No me lleva un espíritu chauvinista al solicitar su pálida cabeza sino el precario conocimiento de un deporte al que he sido aficionada desde hace muchos años; pasión que me llevó a pegar en mi diario los recortes del Esto cuando México perdió 6-0 frente a Alemania en el Mundial de Argentina. (Digo esto para que se entienda que, aun sin ser una especialista, sin ser tampoco Villoro, tengo algún conocimiento sobre el tema). En aquel triste momento, que atesoro como uno de los días más aciagos de mi adolescencia, ocurrió como nunca antes el endiosamiento mediático de una selección inútil. (Recuerdo con particular desagrado aquel anuncio televisivo donde “El gonini” Vázquez Ayala anunciaba Televisores Zenith, detergentes, o algo así, y la imagen mil veces repetida del famoso “niño de oro” y adláteres). A partir de entonces, todo ha sido lo mismo: imágenes e imágenes de un glorioso fracaso anticipado, aunque eso sí, harto divertido (hasta que lloramos).

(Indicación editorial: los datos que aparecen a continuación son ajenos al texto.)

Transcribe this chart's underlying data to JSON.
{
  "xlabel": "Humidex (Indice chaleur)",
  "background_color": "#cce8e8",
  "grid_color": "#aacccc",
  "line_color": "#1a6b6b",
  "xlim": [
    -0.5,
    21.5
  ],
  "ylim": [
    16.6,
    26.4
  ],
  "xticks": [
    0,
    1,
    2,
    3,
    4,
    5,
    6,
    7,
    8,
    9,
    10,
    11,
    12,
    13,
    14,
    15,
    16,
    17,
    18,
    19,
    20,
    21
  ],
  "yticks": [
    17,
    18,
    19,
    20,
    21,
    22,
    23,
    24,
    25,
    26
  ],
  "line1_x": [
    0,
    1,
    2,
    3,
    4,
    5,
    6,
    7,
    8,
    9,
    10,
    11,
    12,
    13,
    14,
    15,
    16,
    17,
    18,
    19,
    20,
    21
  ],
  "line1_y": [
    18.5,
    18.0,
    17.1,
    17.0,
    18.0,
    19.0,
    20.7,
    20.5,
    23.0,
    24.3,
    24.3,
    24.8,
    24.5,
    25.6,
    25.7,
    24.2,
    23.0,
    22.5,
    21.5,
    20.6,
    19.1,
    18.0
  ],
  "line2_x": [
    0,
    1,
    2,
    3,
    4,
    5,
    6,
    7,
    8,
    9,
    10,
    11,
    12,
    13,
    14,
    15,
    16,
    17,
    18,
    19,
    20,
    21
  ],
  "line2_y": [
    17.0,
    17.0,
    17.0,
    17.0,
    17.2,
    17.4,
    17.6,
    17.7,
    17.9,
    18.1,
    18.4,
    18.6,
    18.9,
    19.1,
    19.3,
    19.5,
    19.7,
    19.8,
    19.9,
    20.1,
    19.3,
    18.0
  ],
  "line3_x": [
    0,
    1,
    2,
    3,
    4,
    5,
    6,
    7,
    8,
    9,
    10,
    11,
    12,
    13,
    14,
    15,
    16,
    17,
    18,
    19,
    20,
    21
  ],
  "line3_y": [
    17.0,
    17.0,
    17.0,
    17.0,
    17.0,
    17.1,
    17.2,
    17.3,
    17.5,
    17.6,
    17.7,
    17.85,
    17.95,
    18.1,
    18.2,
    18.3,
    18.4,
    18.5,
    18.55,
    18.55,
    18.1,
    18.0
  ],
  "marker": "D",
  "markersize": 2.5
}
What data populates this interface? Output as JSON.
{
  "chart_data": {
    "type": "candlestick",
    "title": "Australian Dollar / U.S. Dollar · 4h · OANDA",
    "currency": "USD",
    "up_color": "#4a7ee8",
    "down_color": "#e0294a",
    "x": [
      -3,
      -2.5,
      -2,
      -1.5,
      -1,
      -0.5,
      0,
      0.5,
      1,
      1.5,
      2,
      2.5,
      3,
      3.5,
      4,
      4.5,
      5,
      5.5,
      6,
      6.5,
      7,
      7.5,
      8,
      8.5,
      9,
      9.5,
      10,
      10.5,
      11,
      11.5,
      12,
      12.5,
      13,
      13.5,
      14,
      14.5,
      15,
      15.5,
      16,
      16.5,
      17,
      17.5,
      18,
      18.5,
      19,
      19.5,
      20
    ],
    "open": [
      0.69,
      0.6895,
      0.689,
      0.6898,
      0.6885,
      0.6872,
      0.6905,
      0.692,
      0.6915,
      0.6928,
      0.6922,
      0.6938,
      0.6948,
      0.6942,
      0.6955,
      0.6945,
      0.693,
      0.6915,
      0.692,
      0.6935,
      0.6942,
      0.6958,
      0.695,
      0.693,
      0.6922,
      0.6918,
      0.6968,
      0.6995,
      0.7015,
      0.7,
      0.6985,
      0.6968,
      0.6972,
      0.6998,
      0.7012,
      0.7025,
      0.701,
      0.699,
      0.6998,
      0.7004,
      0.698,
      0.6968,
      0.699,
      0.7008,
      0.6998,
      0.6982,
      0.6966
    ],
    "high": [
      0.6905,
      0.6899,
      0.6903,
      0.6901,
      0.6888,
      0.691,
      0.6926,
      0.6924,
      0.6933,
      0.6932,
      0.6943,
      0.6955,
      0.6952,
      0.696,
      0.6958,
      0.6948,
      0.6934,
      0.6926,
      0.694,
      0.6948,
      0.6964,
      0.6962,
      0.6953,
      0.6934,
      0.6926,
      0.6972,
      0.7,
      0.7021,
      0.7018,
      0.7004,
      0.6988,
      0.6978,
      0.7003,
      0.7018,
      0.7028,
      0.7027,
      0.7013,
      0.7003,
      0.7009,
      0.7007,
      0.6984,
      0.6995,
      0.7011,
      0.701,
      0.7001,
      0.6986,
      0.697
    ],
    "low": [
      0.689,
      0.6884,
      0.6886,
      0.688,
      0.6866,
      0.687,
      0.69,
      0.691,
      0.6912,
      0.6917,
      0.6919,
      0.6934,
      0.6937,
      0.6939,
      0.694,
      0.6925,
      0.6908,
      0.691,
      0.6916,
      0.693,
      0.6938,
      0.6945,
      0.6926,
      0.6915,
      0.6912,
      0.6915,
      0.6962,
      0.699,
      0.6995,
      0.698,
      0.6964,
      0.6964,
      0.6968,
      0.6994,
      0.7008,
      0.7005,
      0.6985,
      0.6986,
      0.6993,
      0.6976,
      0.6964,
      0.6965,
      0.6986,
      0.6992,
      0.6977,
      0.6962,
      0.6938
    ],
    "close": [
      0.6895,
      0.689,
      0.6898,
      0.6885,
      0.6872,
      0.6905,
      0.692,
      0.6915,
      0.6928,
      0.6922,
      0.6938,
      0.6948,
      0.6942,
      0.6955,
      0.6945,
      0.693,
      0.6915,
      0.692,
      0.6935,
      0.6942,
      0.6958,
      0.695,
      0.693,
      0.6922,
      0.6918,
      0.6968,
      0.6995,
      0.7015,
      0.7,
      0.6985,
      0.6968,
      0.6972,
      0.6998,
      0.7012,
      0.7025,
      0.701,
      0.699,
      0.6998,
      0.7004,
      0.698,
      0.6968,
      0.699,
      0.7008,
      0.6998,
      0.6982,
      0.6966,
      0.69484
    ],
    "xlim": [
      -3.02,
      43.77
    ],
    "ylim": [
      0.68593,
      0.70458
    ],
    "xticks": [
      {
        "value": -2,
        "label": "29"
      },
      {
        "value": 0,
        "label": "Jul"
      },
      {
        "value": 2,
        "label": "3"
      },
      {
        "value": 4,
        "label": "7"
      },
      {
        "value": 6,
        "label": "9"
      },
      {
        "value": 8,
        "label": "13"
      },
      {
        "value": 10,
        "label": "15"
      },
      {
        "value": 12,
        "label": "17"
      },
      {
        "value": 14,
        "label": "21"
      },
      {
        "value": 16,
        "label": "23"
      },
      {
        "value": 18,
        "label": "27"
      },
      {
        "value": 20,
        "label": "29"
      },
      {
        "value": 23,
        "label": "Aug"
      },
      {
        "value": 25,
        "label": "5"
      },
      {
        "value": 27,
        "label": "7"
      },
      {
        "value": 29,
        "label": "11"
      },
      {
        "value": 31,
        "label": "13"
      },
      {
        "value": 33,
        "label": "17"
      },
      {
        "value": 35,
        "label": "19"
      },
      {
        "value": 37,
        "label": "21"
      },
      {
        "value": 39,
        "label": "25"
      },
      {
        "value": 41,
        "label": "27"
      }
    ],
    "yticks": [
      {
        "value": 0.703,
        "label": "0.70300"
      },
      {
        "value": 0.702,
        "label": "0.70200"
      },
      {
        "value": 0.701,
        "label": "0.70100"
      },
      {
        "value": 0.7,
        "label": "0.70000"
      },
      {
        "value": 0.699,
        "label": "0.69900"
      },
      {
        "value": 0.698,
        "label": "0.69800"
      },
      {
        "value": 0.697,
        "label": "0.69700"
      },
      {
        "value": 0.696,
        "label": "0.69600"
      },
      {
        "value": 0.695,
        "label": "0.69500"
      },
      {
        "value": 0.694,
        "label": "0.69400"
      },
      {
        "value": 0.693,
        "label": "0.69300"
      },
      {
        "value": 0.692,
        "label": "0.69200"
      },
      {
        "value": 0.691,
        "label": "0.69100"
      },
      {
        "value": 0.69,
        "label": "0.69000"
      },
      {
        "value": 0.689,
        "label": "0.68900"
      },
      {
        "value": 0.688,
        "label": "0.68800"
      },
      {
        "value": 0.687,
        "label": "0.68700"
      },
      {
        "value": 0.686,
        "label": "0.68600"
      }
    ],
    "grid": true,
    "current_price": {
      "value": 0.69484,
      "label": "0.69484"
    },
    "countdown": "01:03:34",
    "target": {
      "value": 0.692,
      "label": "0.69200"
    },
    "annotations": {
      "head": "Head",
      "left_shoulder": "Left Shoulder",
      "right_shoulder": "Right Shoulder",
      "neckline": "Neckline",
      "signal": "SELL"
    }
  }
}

Dejo la sección de deportes y me dispongo a continuar mi trabajo sobre la revista Vuelta. El tema de hoy: la que considero última polémica literaria del siglo pasado: la “literatura light” vs la “literatura difícil”. Pero la muina no me deja continuar. Todo tiene que ver con todo, pienso, cuando releo el artículo de Vargas Llosa aparecido en el último número de Letras Libres, “La sociedad del espectáculo”, y me siento parte de ese circo romano: el espectáculo en la cancha que lleva al individuo a desencadenar “instintos y pulsiones irracionales que le permiten renunciar a su condición civilizada y conducirse, a lo largo de un partido, como miembro de la horda primitiva.”
Concéntrate, me digo. El asunto es la literatura light. Vuelvo a Vargas Llosa: “No es por eso extraño que la literatura más representativa de nuestra época sea la literatura light, es decir, leve, ligera, fácil, una literatura que sin el menor rubor se propone ante todo y sobre todo (y casi exclusivamente) divertir. [...] La literatura light, como el cine light y el arte light, da la impresión cómoda al lector, y al espectador, de ser culto, revolucionario, moderno, y de estar a la vanguardia, con el mínimo esfuerzo intelectual. De este modo, esa cultura que se pretende avanzada y rupturista, en verdad propaga el conformismo a través de sus manifestaciones peores: la complacencia y la autosatisfacción.”
Entonces me acuerdo del libro que recientemente ha publicado Gabriel Zaid, El secreto de la fama (Lumen, 2009), donde vemos ya tipificado el ascenso al poder (y a la fama) del mediocris habilis, el “perfecto incompetente que acaba siendo el número uno” no por ser el mejor o el más apto, sino porque ha sido el “más competente en competir, acomodarse, administrar sus relaciones públicas, modelarse a sí mismo como producto deseable, pasar exámenes, ganar puntos, descarrilar a los competidores, seducir o presionar a los jurados, conseguir el micrófono y los reflectores, hacerse popular, lograr que ruede la bola acumulativa hasta que nadie pueda detenerla”. Pienso en nuestros seleccionados y hasta en el sueco, pero también en muchos otros miembros “ilustres”, “mediáticos”, de nuestra República de las Letras.